Parameswaran et al (2014) reported on a series of 20 patients who had protracted CIT and were treated with romiplostim. These researchers performed a retrospective review of the use of romiplostim for dose-limiting CIT at Memorial Sloan-Kettering Cancer Center from 2010 to 2012 Romiplostim was initiated at 1 to 2 ug/kg weekly, with dose escalation by 1 ug/kg per week until recovery of platelets (greater than or equal to 100 × 10(9)/L). If patients resumed chemotherapy, weekly romiplostim was continued. Romiplostim improved platelet counts in all 20 patients. In 19 of 20 patients, platelet counts of greater than or equal to 100 × 10(9)/L were achieved. The mean dose of romiplostim to achieve adequate platelet recovery was 2.9 ug/kg (range of 1.0 to 5.1); 16 patients achieved platelet recovery by 2 weeks. Fifteen patients resumed cytotoxic chemotherapy with continued romiplostim support and 14 tolerated at least 2 subsequent cycles of chemotherapy, on schedule, without recurrence of dose-limiting CIT. Sepsis prevented continued chemotherapy in 1 patient. No resistance to romiplostim was observed. Three deep vein thromboses (DVT) were observed; 1 of which was a recurrent DVT in a patient who had previously experienced a DVT and was off anti-coagulation. Three DVTs within 20 patients is within the anticipated thrombosis rates of patients with active cancer on chemotherapy. The authors concluded that romiplostim resulted in improvement in platelet counts, allowing resumption of chemotherapy without recurrence of dose-limiting CIT. No treatment-related toxicity was observed, but this would need to be confirmed in a larger, prospective trial. They stated that their series differed from prior studies in that they selected only those patients who had already demonstrated persistent thrombocytopenia, and they continued weekly romiplostim during chemotherapy. Romiplostim may be a safe and effective treatment for CIT.

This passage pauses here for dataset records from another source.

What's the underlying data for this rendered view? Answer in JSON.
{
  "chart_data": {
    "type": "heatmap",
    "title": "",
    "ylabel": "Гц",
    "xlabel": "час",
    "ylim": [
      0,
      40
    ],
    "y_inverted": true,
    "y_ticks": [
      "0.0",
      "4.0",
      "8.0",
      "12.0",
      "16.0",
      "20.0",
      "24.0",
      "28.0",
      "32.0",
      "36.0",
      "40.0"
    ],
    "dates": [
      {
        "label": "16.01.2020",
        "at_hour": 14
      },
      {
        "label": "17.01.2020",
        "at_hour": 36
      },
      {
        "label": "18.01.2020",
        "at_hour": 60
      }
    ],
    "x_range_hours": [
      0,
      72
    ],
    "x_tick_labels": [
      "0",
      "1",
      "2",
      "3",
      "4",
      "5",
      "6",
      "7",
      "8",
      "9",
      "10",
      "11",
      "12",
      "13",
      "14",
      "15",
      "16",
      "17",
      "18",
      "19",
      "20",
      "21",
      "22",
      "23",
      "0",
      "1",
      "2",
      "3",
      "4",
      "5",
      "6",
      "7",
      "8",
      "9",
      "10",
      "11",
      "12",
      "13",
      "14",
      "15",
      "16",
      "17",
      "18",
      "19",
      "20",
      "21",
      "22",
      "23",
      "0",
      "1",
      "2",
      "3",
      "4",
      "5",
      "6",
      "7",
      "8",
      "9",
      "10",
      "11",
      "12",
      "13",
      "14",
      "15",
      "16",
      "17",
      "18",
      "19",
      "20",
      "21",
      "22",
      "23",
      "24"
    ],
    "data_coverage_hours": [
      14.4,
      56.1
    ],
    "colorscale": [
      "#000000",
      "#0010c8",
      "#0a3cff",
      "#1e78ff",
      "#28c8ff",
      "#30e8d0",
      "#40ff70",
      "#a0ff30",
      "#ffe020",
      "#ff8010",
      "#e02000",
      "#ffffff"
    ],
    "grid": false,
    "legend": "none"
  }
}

Yamada and associates (2014) reported on the case of a woman in her 60s who was referred to the authors’ department with advanced rectal cancer and multiple unresectable metastases of the liver and peritoneum. She had been diagnosed with ITP in her 20s, with a platelet count maintained at approximately 1.0×10(4)/μL by prednisolone; on admission, her platelet count was 0.9×10(4)/μL. Romiplostim was administered prior to chemotherapy. Her platelet count increased to about 10.0×10(4)/μL during chemotherapy with oxaliplatin plus capecitabine, and she developed DVT requiring inferior vena cava filter placement and anti-coagulation. No other severe adverse events occurred. The authors noted that there is no standard regimen for the treatment of solid tumors in patients with ITP. This was the first reported case of the concomitant use of romiplostim and chemotherapy for advanced rectal cancer.